Monday, October 3, 2022

Medical pot proposal gets bipartisan support in NC Senate

RALEIGH, NC ( Associated Press) — Marijuana will be legalized for medical use in North Carolina with a prescription and purchased through dozens of tightly regulated dispensaries in a measure that won preliminary approval Thursday in the Senate.

The law, which has received strong bipartisan support, could help people facing more than a dozen different “debilitating medical conditions” in which their doctors declare the health benefits of smoking or using cannabis.

The main sponsors of the bill, however, focused on providing relief to patients suffering from incurable diseases that bring unbearable pain and suffering, while preventing them from acting illegally.

“It is our duty as lawmakers to pass laws that help those in need of our help,” said Brunswick County Republican Sen. Bill Rabon, who has been a cancer survivor, Brunswick County Republican Sen. Worked on the law for five years. “It’s not going to make them feel embarrassed or reluctant to seek help if it’s been recommended to them by their physician.”

Seventeen of the 25 Republicans and all but two Democrats voted on Thursday for the bill, which passed 35-10 and needs another affirmative vote next week before it enters the House.

Many House Republicans have been skeptical about legalizing cannabis in any form. Speaker Tim Moore said Thursday that he believes medical marijuana will have to wait until 2023. Legislative leaders aim to postpone this year’s business session to around July 1.

Still, the Senate’s affirmative vote, which included Chamber Leader Phil Berger’s “yes,” shows just how far political and public sentiment has come in the Bible Belt state on medical marijuana. Rabon has said that polls show that support for the idea is strong across all population groups, including evangelical Christians.

The bill worked its way through several committees last summer. before resurfacing this week, Senators have heard from passionate speakers Those with severe illness say marijuana can ease pain or help them lead more normal lives.

According to the National Convention of State Legislatures, thirty-seven states and the District of Columbia allow the medical use of cannabis products.

“The time for action in North Carolina is now,” said Wake County Democratic Sen. Willie Nickel, who recalled how his father used marijuana illegally three decades ago as he was dying of cancer. Were. Marijuana for recreational use will remain illegal.

Bill opponents have said the health benefits of marijuana are uncertain and the health risks are too great.

“We spent billions of dollars … to get people to stop smoking[and]now we’re voting on a new version of Big Tobacco,” said Harnett County Republican Sen. Jim Bergin, who did not vote.

Under the bill, other qualifying conditions that could lead to legal marijuana access include epilepsy, Crohn’s disease, HIV/AIDS, amyotrophic lateral sclerosis, and post-traumatic stress disorder. An advisory board can add to that list.
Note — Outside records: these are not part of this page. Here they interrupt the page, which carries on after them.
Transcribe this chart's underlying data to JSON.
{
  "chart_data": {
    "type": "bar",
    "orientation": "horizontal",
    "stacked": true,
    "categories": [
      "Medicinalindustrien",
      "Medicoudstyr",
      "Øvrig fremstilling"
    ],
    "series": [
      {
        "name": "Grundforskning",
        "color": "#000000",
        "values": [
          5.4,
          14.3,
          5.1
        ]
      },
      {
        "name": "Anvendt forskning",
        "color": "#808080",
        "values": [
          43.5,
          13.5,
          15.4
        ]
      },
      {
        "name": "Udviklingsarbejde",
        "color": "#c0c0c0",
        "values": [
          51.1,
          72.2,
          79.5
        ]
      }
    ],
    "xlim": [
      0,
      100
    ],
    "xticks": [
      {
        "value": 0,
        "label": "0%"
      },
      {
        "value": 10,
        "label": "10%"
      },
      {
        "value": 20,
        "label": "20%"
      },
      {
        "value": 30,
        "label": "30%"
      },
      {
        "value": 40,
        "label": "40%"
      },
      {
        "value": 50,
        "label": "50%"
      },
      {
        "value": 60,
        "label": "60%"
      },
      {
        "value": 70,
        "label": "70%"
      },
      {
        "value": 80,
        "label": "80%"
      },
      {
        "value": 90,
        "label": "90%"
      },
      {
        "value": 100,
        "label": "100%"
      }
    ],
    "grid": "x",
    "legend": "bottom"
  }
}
Physicians must initially receive 10 hours of training in order to offer cannabis prescriptions.

A new Medical Cannabis Production Commission will license 10 entities that will grow, process and sell cannabis.

Each licensee can open up to eight medical cannabis centers across the state. They can sell a 30-day supply of marijuana or cannabis-infused products to patients or their caregivers, who must obtain a registration card from the state’s Department of Health and Human Services. Licensees will have to remit 10% of their monthly revenue to the state.

If marijuana is sold illegally in cannabis centers or production facilities, people may face a felony. Registered patients who drink pot in public or near a school or church may face a $25 fine.

Buncombe County Sen. Julie Mayfield offered a floor amendment that would have directed the commission to recommend a system she said would help the state’s producers and retailers participate.

The language in the measure would otherwise leave licenses to multistate corporations, she said, leaving small businesses on edge. Republicans used a parliamentary maneuver to derail a vote on the amendment. Mayfield was one of two Democrats to vote against the full bill on Thursday.